Seit den Sommerferien laufen auf dem Spielplatz die Umbauarbeiten. Nachdem die alten Spielgeräte in die Jahre gekommen waren, hat die Stadt Plettenberg 100 000 Euro bereit gestellt, um den Platz von Grund auf zu modernisieren. Und fast jedes Mal, wenn die Kinder mit dem Schulbus an der Baustelle vorbei fahren, sehen sie etwas Neues, auf das sie sich freuen dürfen. Das Herz des neuen Spielplatzes ist eine Kletteranlage aus dem Hause Spielgeräte Maier. Von ihr ragt eine Plettenberg-Fahne in den Himmel und die Rutsche bietet rasante Fahrten nach unten.

Neu wird auch die Vogelnestschaukel und ein drehbarer Ring sein. Der Ring ersetzt die alte Drehscheibe und war ein ausdrücklicher Wunsch der Kinder. Überhaupt hat Marilies Schulte-Henkel vom städtischen Bauamt bei der Planung viele Wünsche der Burgbewohner verwirklicht. Neben dem Ring sind das zum Beispiel auch Bänke und ein Tisch für die Eltern und einen Zaun zum Königssiepen hin. Zur gemeinsamen Planung hatte es Ortsbegehungen mit Politikern, dem Bürgermeister und den Anwohnern gegeben, bei denen Wünsche geäußert werden konnten.

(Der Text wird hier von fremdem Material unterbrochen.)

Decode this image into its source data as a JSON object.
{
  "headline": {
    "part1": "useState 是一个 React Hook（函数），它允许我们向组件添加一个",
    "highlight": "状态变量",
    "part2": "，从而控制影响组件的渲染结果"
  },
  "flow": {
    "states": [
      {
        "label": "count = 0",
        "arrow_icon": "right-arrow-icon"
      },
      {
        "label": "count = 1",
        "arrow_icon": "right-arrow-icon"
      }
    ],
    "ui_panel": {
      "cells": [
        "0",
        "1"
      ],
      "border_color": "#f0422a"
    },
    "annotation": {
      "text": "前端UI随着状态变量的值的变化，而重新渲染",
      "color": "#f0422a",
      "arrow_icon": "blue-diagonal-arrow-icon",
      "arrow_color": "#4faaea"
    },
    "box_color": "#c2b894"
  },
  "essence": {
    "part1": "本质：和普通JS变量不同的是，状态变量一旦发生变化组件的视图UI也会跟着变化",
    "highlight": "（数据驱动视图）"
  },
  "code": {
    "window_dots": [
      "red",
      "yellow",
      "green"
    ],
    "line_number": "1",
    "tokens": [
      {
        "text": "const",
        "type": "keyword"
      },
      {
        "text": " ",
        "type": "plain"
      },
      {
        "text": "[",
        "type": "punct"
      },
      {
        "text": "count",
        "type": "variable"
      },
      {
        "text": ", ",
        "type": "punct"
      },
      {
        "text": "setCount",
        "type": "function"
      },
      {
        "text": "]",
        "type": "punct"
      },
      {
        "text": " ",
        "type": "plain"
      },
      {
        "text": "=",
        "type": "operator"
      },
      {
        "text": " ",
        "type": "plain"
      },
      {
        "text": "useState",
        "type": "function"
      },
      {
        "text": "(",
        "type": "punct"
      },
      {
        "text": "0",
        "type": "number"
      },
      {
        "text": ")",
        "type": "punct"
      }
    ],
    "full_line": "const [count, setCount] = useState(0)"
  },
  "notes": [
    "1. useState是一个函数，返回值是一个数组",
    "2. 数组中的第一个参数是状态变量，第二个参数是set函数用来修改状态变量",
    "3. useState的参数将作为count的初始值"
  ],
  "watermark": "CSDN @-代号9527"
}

Nicht nur die Spielgeräte werden von den 100 000 Euro erneuert, sondern auch der Untergrund. Hierfür hat der Bauhof nicht nur Radlader Chantal, sondern auch weitere Fahrzeuge zur Burg gebracht, um zum Beispiel die Holzhackschnitzel auf dem gesamtem Platz in einer Höhe von 40 Zentimetern zu verteilen. Auch Teppichvlies wird zum Schutz der Kinder verlegt. „Denn nicht alle Kinder nutzen immer die vorgezeichneten Wege“, weiß Marilies Schulte-Henkel, die sich bei der tollen Arbeit der Bauhof-Männer bedankt, ohne deren Einsatz „das hier alles gar nicht funktionieren würde“.